Objective. To evaluate an organizational model for neonatal population screening for developmental dysplasia of the hip.
Methods. In 4648 neonates born in six hospitals of the Lombardy region, screening for developmental dysplasia of the hip was done using the Ortolani-Barlow maneuver and ultrasonography.
Results. The frequency of positive results of clinical and ultrasound examinations carried out in the hospitals varied considerably as a result of difficulties in the Ortolani-Barlow test reproducibility and in the low sensitivity of the clinical examination when compared to ultrasonography. Neonatal screening results implied a large number of subjects with a IIa hip, according to Graf’s system; as these subjects require follow-up, the cost of this type of screening is high. Ultrasound findings were normal at 69 days of life in 88% and 75% of subjects, respectively, with unilateral and bilateral type IIa hip.

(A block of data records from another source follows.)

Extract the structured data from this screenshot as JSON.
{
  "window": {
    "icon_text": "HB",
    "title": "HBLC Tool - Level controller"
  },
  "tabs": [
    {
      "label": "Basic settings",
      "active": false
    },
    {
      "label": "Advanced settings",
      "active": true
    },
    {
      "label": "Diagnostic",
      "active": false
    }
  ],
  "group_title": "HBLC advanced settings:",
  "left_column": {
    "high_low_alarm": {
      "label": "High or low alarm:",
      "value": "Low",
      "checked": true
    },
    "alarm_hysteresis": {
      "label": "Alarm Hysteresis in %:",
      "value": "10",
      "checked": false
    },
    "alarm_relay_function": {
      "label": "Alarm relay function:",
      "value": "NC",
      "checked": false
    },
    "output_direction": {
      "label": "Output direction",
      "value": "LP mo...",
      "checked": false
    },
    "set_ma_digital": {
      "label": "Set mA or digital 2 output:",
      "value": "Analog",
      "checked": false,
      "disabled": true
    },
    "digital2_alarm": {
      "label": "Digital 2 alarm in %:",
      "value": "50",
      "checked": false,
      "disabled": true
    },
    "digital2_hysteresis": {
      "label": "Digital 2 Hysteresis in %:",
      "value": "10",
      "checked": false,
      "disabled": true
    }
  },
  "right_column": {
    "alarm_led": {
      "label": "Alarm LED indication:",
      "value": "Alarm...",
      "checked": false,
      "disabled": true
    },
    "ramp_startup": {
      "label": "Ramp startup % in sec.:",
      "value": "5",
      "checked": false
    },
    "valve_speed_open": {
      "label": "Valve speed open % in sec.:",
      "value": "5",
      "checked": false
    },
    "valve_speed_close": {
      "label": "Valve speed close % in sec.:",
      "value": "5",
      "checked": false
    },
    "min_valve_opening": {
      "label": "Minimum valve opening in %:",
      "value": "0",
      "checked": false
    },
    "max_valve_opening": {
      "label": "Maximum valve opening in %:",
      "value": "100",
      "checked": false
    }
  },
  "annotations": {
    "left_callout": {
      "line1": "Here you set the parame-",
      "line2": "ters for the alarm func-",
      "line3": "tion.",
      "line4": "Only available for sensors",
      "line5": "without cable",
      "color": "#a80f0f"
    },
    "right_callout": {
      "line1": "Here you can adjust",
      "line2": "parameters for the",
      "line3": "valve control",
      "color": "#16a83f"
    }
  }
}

Conclusion. This study evaluated various organizational models for screening (for different time periods and for selected populations) in relation to the cost-benefit ratio and demonstrated the different problems that still impede identification of a correct screening model. congenital dislocation of the hip, developmental dysplasia of the hip, clinical screening, newborn, reliability, ultrasonography.
- DDH =
- developmental dysplasia of the hip •
- RR =
- relative risk •
- CI =
- confidence interval
Screening is frequently used for developmental dysplasia of the hip (DDH) as there is a preclinical period when diagnosis is possible. An appropriate therapeutic intervention during this period1 can change the natural history of the disorder positively.
In the early 1980s, Graf8,9 introduced the diagnosis of DDH diagnosis by ultrasonography. It avoids radiology, an invasive procedure that is not sensitive in the diagnosis of DDH in the neonate. In addition, ultrasonography reveals characteristics undetectable with the Ortolani-Barlow maneuver or radiography.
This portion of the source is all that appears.